PRIORITIES FOR FEDERAL INNOVATION REFORM
JBX Technologies, Inc.
Dr. John Blair
September 17, 1999
The solicitation for Issue Papers properly recognizes that ”Many technological innovations developed in Federal research facilities are documented in agency databases. However, only a small percentage of these innovations are researched and transferred to the private sector for development and commercialization.”
The issue of making use of technological developments in Federal research facilities has been addressed from time to time, occasionally with renewed vigor. Congressional recognition of the issue surfaced in the mid-seventies with the enactment of the Sevenson-Widler act, still on the statue books and revised and strengthened since.
Each Federal laboratory, as mandated, maintains a Technology Transfer/Industrial Partnership organization. The skeleton staffing of these organizations, however, is often stressed to the point of even performing effectively the most basic function of producing partnering agreements. Agency rules, more often than not, impose hurdles on the timely consummation of external partnerships. Administrative impediments, coupled with cultural disparities between the potential Federal and Industrial performers make the initiation process difficult. In the final analysis, the high cost of doing business with Federal laboratories contribute to the dampening of enthusiasm.
Specifically, in the Department of Energy National Laboratories the Galvin Commission, among other issues, reviewed the advisability of forcing a laboratory culture, basically unfamiliar with external interactions, abruptly into the outreach mode with the aggressive forcing function of the Technology Transfer Initiative (TTI) then vigorously pursued.. Rightly, the commission cautioned against making the laboratories into “Job Shops” and advised a slower and more deliberate route. Although the recommendations quickly slowed the outreach process, the efforts of the externally oriented arms of the Department and the persistence of forward looking laboratory managers sustained a deliberate movement of improvement. The overall process, however, as the solicitation rightly states, still does not do what would be desired.

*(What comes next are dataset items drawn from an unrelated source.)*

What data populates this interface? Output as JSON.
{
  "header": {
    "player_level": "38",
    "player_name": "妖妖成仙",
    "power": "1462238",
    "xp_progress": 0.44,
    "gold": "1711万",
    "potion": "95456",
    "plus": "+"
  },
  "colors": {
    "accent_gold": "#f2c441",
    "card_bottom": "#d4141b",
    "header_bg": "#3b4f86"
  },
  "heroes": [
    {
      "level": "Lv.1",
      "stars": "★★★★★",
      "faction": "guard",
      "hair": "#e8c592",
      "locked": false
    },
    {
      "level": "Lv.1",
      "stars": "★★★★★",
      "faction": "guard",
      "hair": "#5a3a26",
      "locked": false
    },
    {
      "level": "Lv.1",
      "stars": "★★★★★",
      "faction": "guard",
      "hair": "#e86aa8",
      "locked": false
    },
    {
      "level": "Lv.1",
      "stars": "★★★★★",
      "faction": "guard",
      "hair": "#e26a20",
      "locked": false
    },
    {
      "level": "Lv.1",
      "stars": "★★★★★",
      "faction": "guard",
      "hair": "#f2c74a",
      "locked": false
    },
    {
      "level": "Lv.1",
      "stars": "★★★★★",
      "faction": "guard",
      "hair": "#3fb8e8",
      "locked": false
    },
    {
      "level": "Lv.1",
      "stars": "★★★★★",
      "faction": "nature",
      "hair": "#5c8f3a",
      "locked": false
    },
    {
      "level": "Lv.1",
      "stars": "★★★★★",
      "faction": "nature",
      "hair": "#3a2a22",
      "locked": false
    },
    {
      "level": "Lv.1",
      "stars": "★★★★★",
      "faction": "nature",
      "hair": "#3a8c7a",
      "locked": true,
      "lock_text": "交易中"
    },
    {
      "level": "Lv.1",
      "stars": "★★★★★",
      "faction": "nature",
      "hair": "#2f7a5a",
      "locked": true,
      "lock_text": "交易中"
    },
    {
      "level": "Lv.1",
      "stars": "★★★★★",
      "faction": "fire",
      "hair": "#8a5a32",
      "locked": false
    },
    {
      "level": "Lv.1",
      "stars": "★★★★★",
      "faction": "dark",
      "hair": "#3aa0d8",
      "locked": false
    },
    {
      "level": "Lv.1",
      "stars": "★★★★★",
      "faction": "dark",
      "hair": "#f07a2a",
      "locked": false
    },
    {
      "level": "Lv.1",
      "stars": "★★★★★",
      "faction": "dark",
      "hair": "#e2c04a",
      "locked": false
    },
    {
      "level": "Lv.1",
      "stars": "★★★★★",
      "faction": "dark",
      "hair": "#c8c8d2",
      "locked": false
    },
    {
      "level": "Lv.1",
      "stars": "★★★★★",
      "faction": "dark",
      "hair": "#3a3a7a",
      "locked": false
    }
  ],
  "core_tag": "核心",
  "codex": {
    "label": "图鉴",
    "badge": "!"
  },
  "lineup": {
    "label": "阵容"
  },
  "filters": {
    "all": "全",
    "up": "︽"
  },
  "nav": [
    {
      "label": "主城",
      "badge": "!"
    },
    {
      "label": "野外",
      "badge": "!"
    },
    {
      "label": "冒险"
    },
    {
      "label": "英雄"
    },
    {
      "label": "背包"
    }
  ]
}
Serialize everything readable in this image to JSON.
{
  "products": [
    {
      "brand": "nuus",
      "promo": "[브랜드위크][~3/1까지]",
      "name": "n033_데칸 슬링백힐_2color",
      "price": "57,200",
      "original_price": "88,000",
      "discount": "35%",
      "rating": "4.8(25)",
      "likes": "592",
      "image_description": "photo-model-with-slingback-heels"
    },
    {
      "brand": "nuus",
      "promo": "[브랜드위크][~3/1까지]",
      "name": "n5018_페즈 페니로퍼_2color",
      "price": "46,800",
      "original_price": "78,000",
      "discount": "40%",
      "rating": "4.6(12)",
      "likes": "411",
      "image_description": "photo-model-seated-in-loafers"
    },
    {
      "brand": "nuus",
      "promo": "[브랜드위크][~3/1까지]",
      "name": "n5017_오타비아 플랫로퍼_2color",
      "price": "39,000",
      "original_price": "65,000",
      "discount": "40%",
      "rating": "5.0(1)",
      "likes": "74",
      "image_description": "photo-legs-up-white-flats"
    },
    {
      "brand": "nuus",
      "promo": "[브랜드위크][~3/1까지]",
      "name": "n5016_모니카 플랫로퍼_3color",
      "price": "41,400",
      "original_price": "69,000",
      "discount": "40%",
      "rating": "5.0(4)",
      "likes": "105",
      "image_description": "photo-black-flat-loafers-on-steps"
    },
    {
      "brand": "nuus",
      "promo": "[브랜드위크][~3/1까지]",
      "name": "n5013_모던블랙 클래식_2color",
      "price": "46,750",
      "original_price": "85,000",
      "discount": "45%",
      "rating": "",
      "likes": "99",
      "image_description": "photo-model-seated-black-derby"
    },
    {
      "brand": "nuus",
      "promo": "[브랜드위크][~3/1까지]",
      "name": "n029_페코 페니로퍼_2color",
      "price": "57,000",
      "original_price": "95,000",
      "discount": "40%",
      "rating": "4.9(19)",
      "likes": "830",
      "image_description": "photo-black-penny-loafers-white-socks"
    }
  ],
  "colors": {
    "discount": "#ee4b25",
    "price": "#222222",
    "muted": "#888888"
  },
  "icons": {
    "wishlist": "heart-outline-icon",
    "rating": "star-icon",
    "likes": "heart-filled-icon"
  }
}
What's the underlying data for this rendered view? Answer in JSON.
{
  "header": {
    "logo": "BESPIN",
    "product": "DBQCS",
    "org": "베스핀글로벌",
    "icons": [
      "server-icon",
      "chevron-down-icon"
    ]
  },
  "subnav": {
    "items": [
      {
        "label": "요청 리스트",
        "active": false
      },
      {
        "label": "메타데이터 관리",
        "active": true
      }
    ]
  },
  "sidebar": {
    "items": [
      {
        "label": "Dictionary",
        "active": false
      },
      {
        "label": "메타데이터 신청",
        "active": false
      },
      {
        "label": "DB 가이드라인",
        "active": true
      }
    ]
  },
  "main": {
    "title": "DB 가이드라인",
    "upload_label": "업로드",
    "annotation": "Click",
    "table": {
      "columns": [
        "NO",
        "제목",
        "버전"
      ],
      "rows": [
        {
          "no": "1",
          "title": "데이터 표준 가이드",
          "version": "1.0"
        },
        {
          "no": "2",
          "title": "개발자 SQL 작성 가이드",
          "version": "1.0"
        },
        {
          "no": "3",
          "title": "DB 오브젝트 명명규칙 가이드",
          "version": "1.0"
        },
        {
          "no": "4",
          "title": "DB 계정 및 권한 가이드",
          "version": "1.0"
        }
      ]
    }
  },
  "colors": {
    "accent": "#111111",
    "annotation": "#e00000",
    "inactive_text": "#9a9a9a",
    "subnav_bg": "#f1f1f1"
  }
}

In the view of this writer, the intellectual and physical resources and the variety of programs locked into the National Laboratories constitute a national asset which deserves special attention. It is therefore suggested, that renewed consideration be given at high government levels to engage in a process designed to streamline policies and processes, for the purpose of enabling the Nation to utilize a valuable resource more broadly and effectively as we enter the new Millennium.